On Tuesday, he will be in Edinburgh to deliver one of the main addresses at a conference on international law and Trident organised by the Acronym Institute for Disarmament Diplomacy and others. The Sunday Herald has seen an advance copy of his presentation.
Its 16 pages offer a devastating and eloquent indictment of the possession, development and threatened use of nuclear weapons. States such as the UK which found their defence on such weapons are guilty of a callous brutality far worse than ancient tyrants such as Genghis Khan, Weeramantry argues.
"The self-appointed nuclear policemen of the world need to realise how their actions totally destroy their credibility there cannot be one law for some and another law for others."
The right of nations such as Scotland to challenge the deployment of weapons which threaten their people, their environment and future generations is undeniable, Weeramantry insists. "These are all areas which must necessarily be concerns of the parliament of Scotland," he says.
Scotland's fishing grounds, its food chain and its cultural heritage are all at risk, he maintains. "Scotland will be a target for retaliation if the Trident missile should ever be used."
Weeramantry recounts a series of deformities claimed to be suffered by people on the Marshall Islands, in the Pacific Ocean, and elsewhere where nuclear bombs have been exploded.
"Anti-nuclear civil resistance is the right of every citizen of this planet. For the nuclear threat, attacking as it does every core concept of human rights, calls for urgent and universal action for its prevention."

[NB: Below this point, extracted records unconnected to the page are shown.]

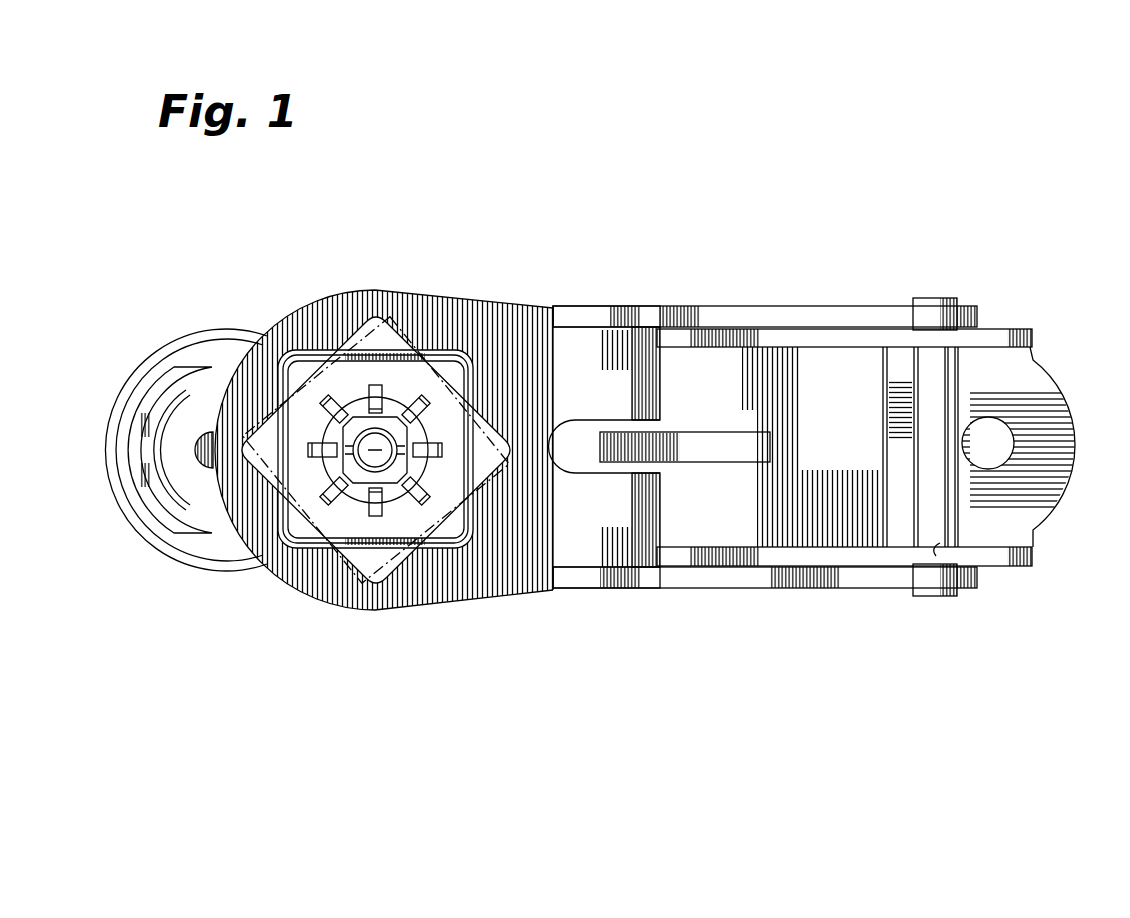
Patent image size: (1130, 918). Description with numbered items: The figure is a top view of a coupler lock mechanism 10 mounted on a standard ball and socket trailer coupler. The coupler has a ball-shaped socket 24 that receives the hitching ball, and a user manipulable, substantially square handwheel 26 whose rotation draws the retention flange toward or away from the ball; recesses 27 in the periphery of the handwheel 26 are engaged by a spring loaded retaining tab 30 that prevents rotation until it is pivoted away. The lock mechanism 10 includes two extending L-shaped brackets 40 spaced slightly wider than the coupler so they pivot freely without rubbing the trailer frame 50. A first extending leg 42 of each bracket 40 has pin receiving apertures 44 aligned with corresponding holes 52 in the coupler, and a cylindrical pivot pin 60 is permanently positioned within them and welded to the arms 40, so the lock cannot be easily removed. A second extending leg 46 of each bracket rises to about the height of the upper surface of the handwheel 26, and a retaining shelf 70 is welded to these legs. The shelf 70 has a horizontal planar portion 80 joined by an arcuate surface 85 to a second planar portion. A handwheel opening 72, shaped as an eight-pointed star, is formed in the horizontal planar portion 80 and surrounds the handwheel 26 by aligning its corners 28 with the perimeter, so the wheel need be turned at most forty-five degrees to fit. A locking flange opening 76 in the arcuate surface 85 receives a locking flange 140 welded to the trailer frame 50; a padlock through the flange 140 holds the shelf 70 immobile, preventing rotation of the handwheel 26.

The coupler lock mechanism 10 is at (516, 286).
The ball-shaped socket 24 is at (182, 366).
The handwheel 26 is at (348, 553).
The recesses 27 is at (335, 487).
The corners 28 is at (281, 330).
The spring loaded retaining tab 30 is at (186, 452).
The L-shaped brackets 40 is at (704, 300).
The first extending leg 42 is at (812, 316).
The pin receiving apertures 44 is at (913, 316).
The second extending leg 46 is at (586, 318).
The trailer frame 50 is at (852, 550).
The holes 52 is at (940, 540).
The cylindrical pivot pin 60 is at (940, 377).
The retaining shelf 70 is at (520, 603).
The handwheel opening 72 is at (388, 316).
The locking flange opening 76 is at (552, 456).
The horizontal planar portion 80 is at (589, 448).
The arcuate surface 85 is at (660, 392).
The locking flange 140 is at (687, 445).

The UK government may also be in breach of the Nuclear Non-Proliferation Treaty by planning to replace the Trident missile system, according to another legal expert. Any "bolstering" of nuclear weapons would undermine the treaty's disarmament provisions, says a paper from Mohammed Bedjaoui, a former president of the ICJ.
Similar views are likely to be voiced by British legal experts, including Phillipe Sands QC from the Matrix chambers in London. He authored a legal opinion for Greenpeace in 2006 which concluded that replacing Trident was likely to be against the law.

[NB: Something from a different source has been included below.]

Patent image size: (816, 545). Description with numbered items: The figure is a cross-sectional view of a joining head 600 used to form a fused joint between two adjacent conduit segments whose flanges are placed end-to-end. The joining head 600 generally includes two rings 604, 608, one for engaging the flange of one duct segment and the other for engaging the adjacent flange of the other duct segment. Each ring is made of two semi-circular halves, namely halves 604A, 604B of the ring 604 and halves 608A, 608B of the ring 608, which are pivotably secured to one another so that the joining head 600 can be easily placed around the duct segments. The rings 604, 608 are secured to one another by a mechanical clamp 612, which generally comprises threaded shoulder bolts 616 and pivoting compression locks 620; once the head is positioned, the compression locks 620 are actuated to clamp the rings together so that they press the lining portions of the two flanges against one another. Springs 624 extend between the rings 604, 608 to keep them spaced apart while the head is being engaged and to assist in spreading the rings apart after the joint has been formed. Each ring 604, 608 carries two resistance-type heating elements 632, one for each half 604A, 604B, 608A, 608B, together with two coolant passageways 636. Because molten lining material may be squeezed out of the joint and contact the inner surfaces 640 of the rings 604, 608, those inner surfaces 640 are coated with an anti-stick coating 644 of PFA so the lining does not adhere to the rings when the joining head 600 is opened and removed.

Dr Rebecca Johnson, one of the organisers of Tuesday's event, said: "As a country where nuclear warheads are stored and nuclear-armed submarines are deployed, Scotland has many responsibilities. We hope that this conference will explore the legal situation regarding the deployment, use and renewal of Trident and look at what international law requires governments and citizens to do about nuclear weapons."
Last April, the Scottish government set up a Trident Working Group to investigate ways of getting rid of nuclear weapons using devolved powers. The group is due to report in the spring.
In June last year, the Scottish parliament voted overwhelmingly in favour of a motion calling on the UK government not to go ahead with the planned replacement of Trident.